A speech by Barack Obama on Tuesday September 22nd was eagerly awaited. He acknowledged that America—which failed to ratify the Kyoto protocol, encouraging industrialised countries to cut emissions of greenhouse gases—has some catching up to do. He made clear the dangers of rapid climate change, urging the world to act “boldly, swiftly and together” to avert an “irreversible catastrophe”. But he offered little that was practical or specific, beyond noting that America would start measuring its greenhouse-gas emissions more exactly, to better assess what progress is being made. He struck an urgent tone but there was little punch to the speech. A spokesman for Oxfam, an aid agency, responded ruefully that someone had “switched the coffee to decaf at today’s UN climate summit”.
To some extent Mr Obama was upstaged by China’s president, Hu Jintao, who at least offered some specific details of steps that his country is taking. He described how, in China’s five-year economic plan from 2006-2010, the country has set itself targets of energy intensity—the energy required to produce a unit of GDP. Mr Hu says that China will go further in the coming years, by trying to cut the carbon emissions per dollar of GDP produced, for example by developing renewable and nuclear energy. “We will endeavour to increase the share of non-fossil fuels in primary energy consumption to around 15% by 2020”, he said. He also touted plans to extend an existing reforestation programme: 18%, or 175m hectares, of Chinese land is forested today; the government wants to see another 40m hectares added by 2020. China is now the world’s biggest greenhouse-gas emitter, and its emissions are rising rapidly as its economy grows. Mr Hu wants to show the world that he is taking concerns about the climate seriously.
However the Chinese president did not offer hard targets on the main issue, carbon intensity, only promising a reduction by a “notable amount”. As long as China continues to add coal-fired power at an alarming rate, Mr Hu’s promises will not satisfy those who worry that global carbon emissions are growing too quickly. Nor is his speech likely to be enough to convince sceptics in America’s Congress who want China to commit to hard targets before—or at least at the same time as—America does.
The cap-and-trade bill in Congress offers a target that many Europeans consider to be weak—a 17% reduction in emissions on 2005 levels by 2020. But even that is imperilled by almost total Republican opposition, and the nervousness of moderate Democrats in vulnerable electoral districts.

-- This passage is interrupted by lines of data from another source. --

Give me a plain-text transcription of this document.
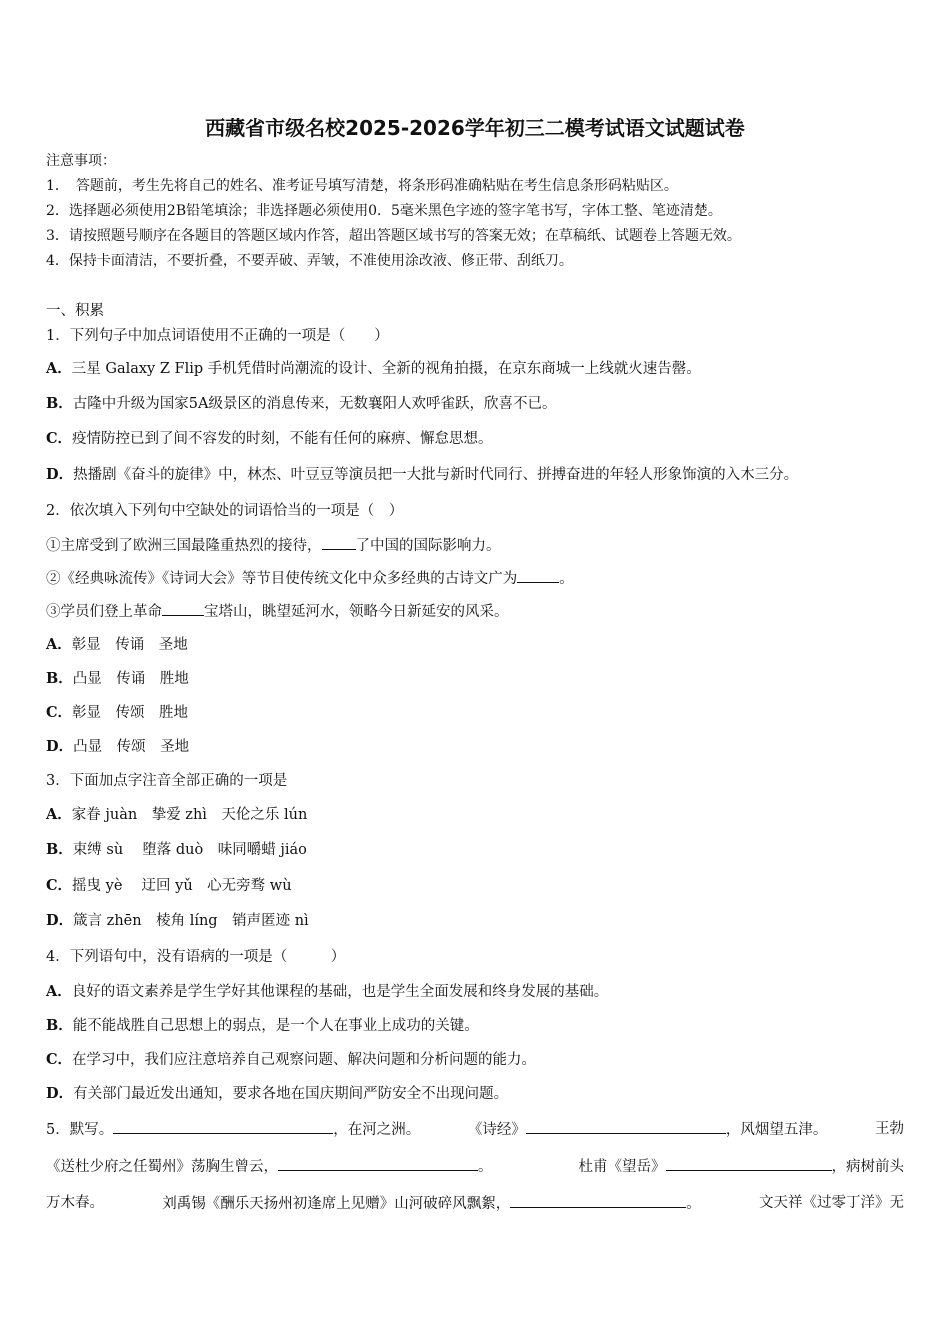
西藏省市级名校2025-2026学年初三二模考试语文试题试卷
注意事项：
1．　答题前，考生先将自己的姓名、准考证号填写清楚，将条形码准确粘贴在考生信息条形码粘贴区。
2．选择题必须使用2B铅笔填涂；非选择题必须使用0．5毫米黑色字迹的签字笔书写，字体工整、笔迹清楚。
3．请按照题号顺序在各题目的答题区域内作答，超出答题区域书写的答案无效；在草稿纸、试题卷上答题无效。
4．保持卡面清洁，不要折叠，不要弄破、弄皱，不准使用涂改液、修正带、刮纸刀。
一、积累
1．下列句子中加点词语使用不正确的一项是（　　）
A．三星 Galaxy Z Flip 手机凭借时尚潮流的设计、全新的视角拍摄，在京东商城一上线就火速告罄。
B．古隆中升级为国家5A级景区的消息传来，无数襄阳人欢呼雀跃，欣喜不已。
C．疫情防控已到了间不容发的时刻，不能有任何的麻痹、懈怠思想。
D．热播剧《奋斗的旋律》中，林杰、叶豆豆等演员把一大批与新时代同行、拼搏奋进的年轻人形象饰演的入木三分。
2．依次填入下列句中空缺处的词语恰当的一项是（　）
①主席受到了欧洲三国最隆重热烈的接待， 了中国的国际影响力。
②《经典咏流传》《诗词大会》等节目使传统文化中众多经典的古诗文广为	。
③学员们登上革命	宝塔山，眺望延河水，领略今日新延安的风采。
A．彰显　传诵　圣地
B．凸显　传诵　胜地
C．彰显　传颂　胜地
D．凸显　传颂　圣地
3．下面加点字注音全部正确的一项是
A．家眷 juàn　挚爱 zhì　天伦之乐 lún
B．束缚 sù　 堕落 duò　味同嚼蜡 jiáo
C．摇曳 yè　 迂回 yǔ　心无旁骛 wù
D．箴言 zhēn　棱角 líng　销声匿迹 nì
4．下列语句中，没有语病的一项是（　　　）
A．良好的语文素养是学生学好其他课程的基础，也是学生全面发展和终身发展的基础。
B．能不能战胜自己思想上的弱点，是一个人在事业上成功的关键。
C．在学习中，我们应注意培养自己观察问题、解决问题和分析问题的能力。
D．有关部门最近发出通知，要求各地在国庆期间严防安全不出现问题。
5．默写。	，在河之洲。	《诗经》	，风烟望五津。	王勃
《送杜少府之任蜀州》荡胸生曾云，	。	杜甫《望岳》	，病树前头
万木春。	刘禹锡《酬乐天扬州初逢席上见赠》山河破碎风飘絮，	。	文天祥《过零丁洋》无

Whatever Mr Obama’s personal commitment to doing something about climate change, he has a limited ability to enforce new policies. He has the power to do some things by executive decision, and has done so with efficiency standards on light bulbs and cars. And a 2007 court decision has ruled that the Environmental Protection Agency can directly regulate greenhouse-gas emissions which are considered an “endangerment”, a power that Mr Obama has threatened to use. But all sides in America agree that legislation would be more comprehensive than an executive order.
But the slow progress of the bill through Congress has foreign partners running out of patience with the excuse that the health-care bill must come first, or that Congress really is complex. America must move at the same time as other economies, rich and poor alike, a dilemma Scott Barrett, an economist at Columbia University, calls the “biggest collective-action problem in human history”. The lack of pace of cap-and-trade in the Senate is an ominous sign.